Early Medieval Europe, Vol.12: 3 (2003)

Introduction: Catalonia is an area of medieval Europe that lacks narrative source material before about the twelfth century. Before then the outline of its history must be gleaned from references to the area from the Frankish or Umayyad courts (in the latter case at considerable removes)1 and by painstaking research through the area’s thousands of surviving charters. This weight of documentation can however be made to tell a story, for though more or less formulaic in their redaction many of the charters contain small narratives of their own giving what context was felt to be useful for the transaction they describe. Like any other narrative source, however, their presentation has its own agenda, and their transmission often raises the question of editorial intervention.

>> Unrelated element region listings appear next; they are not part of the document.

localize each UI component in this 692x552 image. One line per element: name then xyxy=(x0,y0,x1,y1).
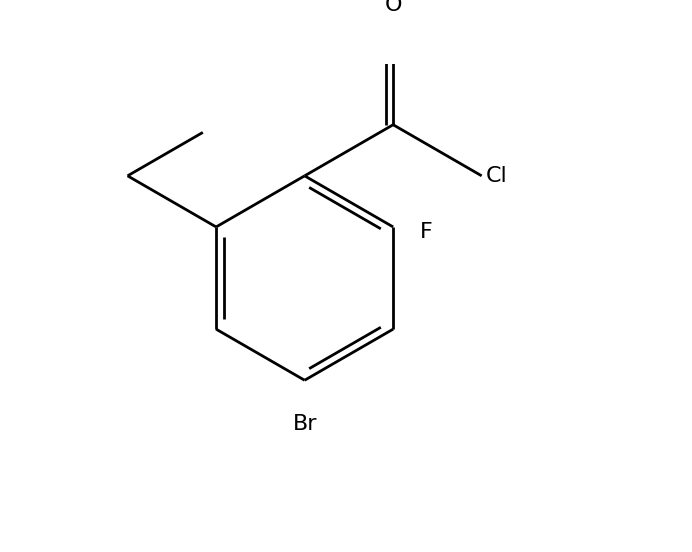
Text: F: F xyxy=(420,222,432,242)
Text: O: O xyxy=(384,0,402,15)
Text: Br: Br xyxy=(293,415,317,434)
Text: Cl: Cl xyxy=(486,166,507,186)
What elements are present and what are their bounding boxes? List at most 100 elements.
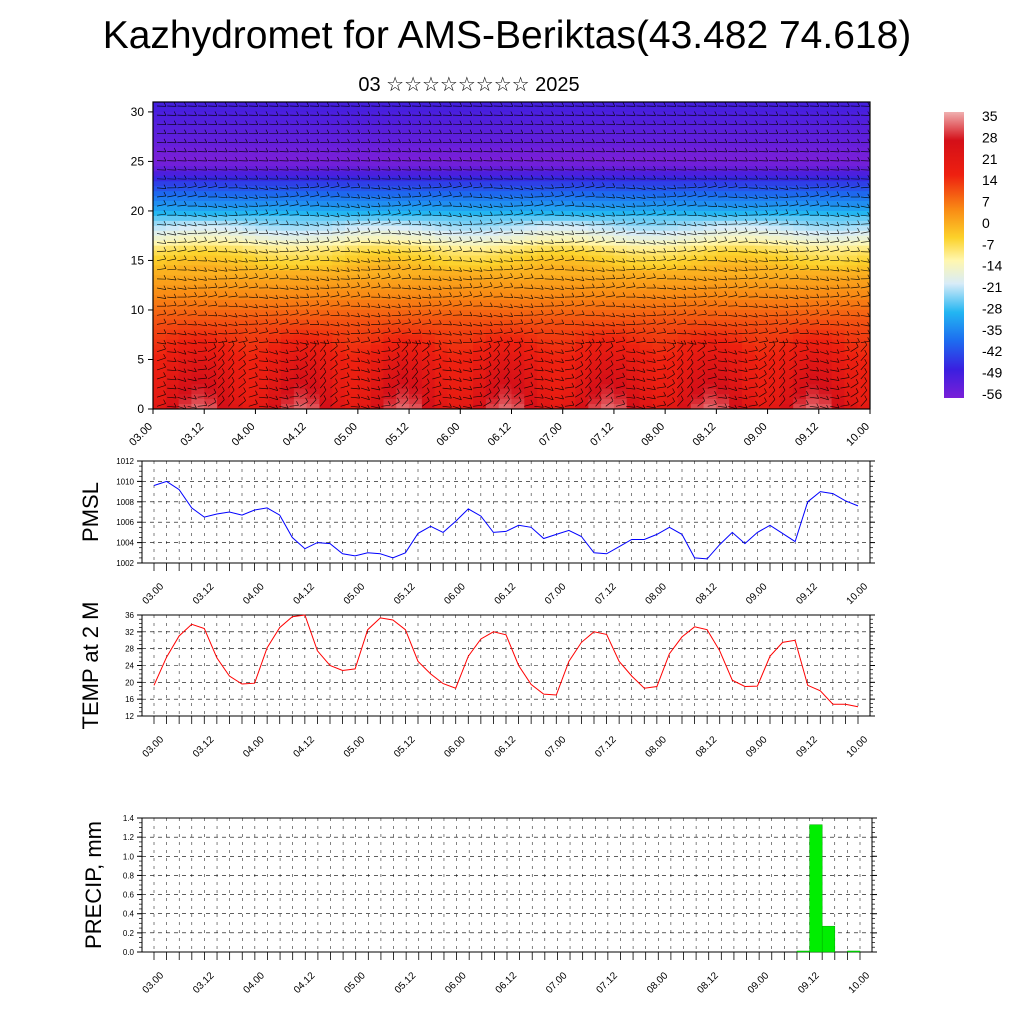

The historiography of Catalonia has its own more modern agendas. Direct royal involvement in the area ended with Louis the Pious’s 809 campaign against Tortosa, and the last Frankish royal presence on the March was Lothar and Pippin’s tardy and inconclusive show of force against the Muslims in 828. The history of the area thereafter has been seen as an evolution towards independence, aided substantially by the rise of a single family to power in almost all the area’s counties in 878, indigenous magnates being favoured after the rebellions of four different Frankish marquises. Most work on the area in this period has had to address itself to these issues, which has obvious importance to nationalist thinking in Catalonia, where nationality was officially suppressed for much of the last century. To a foreign scholar it sometimes appears, however, that the exact definition of the situation of the Counts of the March is more important to scholars than it was to contemporaries. Clearly they paid at least lip-service, at most times, to a Frankish royal overlordship. Equally clearly this lordship affected them little after the reign of Louis the Stammerer and then, largely, only when it was called upon to do so. What had been royal responsibilities, albeit administered by the Counts, became comital ones in reality, but these were often explicitly claimed to be the Counts’ by royal grant (though this is not demonstrably the case) and the Counts, in keeping with this stance, never claimed royal status.